John Stossel, through ReasonTV, looks at the regulations behind the food truck industry. From a competitive market standpoint, food trucks have the ability to respond to high demand areas by relocating at any given moment. For brick-and-mortar businesses, however, food trucks enter the market as a low-cost competitor and steal customers from permanent restaurants. Many cities in the United States have setup regulation limiting the location of food trucks or the hours they may operate. This rent seeking behavior, however, limits the amount of options available to consumers in the name of “fairness.”
This video does a nice job of describing many of the economic arguments for and against raising the minimum wage in a comical way. The clip is a few years old, but it still does a nice job of discussing many of the common arguments. Note: the clip does include a supply and demand graph, but it labels supply and demand incorrectly! This is a good opportunity to discuss economic misconceptions, as well as the labor supply and labor demand curves.

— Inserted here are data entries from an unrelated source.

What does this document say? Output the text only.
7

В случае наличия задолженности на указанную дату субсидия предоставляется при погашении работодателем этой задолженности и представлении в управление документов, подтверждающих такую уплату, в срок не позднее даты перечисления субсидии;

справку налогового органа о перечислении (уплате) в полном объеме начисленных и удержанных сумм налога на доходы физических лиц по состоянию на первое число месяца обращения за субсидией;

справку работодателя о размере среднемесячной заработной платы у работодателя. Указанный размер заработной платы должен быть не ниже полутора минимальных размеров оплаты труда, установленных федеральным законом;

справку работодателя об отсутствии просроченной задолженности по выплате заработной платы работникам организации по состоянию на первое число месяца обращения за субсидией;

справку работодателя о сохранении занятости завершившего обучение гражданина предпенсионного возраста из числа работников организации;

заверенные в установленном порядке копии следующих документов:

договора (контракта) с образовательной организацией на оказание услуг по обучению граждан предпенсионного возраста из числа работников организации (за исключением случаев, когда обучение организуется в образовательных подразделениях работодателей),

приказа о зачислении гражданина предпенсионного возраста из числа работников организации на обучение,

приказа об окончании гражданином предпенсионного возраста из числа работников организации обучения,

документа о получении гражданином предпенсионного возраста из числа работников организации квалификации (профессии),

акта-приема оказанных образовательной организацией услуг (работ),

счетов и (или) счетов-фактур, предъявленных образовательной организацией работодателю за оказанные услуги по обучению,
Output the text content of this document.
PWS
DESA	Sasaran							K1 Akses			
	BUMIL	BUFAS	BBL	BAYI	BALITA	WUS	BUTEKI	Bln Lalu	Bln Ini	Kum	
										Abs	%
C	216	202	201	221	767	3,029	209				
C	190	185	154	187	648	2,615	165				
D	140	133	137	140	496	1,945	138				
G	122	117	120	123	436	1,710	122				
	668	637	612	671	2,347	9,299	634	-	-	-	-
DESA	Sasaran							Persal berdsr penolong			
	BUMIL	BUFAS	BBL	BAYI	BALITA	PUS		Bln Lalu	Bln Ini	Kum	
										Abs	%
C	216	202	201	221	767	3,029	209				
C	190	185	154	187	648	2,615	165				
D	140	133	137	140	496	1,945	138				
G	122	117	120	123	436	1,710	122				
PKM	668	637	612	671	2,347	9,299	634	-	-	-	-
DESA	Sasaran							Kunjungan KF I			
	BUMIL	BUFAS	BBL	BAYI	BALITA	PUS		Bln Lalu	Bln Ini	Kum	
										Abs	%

Thanks to Rebecca Chambers for the clip and description!
A brief background of NAFTA and the problems of exiting NAFTA. A good discussion within the video covers the parties that gain and the parties that loses from NAFTA. A good note in the video is that the jobs that are lost are different from the jobs that were gained.
It’s not often that you can learn about the Laffer Curve from Art Laffer himself. While relatively controversial, Art Laffer popularized, but did not create, the notion that tax revenues could increase by lowering taxes. In this clip, he does a good job distinguishing between the two sections of the curve and focusing on the pedagogical side of the curve.
This is a series of clips from the show Law and Order where the detectives uncover a doctor operating a black market kidney ring. The detectives debate throughout the episode of whether kidneys sales should be prohibited and if there is an efficient way to allocate kidneys in the market.
This comedy series shows a series of examples of associated with price ceilings for apartments in New York City. It shows not only the predictably inefficiently low quality of these apartments, but also the wasted resources that are involved when there is a shortage of apartments.
Watch Nixon address the nation during a period of high inflation. Nixon’s decision to implement price freezes across the United States sounds like a great policy, but the inefficiency of price manipulation typically outweighs the benefits that some consumers receive. Here’s a nice summary from the Cato Institute.
John Stossel explores New York City’s decision to implement rent control throughout the city. He covers many of the predictable outcomes associated with inefficient policy controls. Ask students to identify issues as he progresses through the video. While the references are a bit dated, there aren’t many videos that hit the outcomes as closely as this one does.
Many have seen Jimmy McMillan as a meme, but so few have gotten to see him in the NYC debates. McMillan argues that rent in New York City is too high and should be regulated by the government. This is a good clip to use before a discussion on price ceilings and the normative argument of prices being ‘too high’.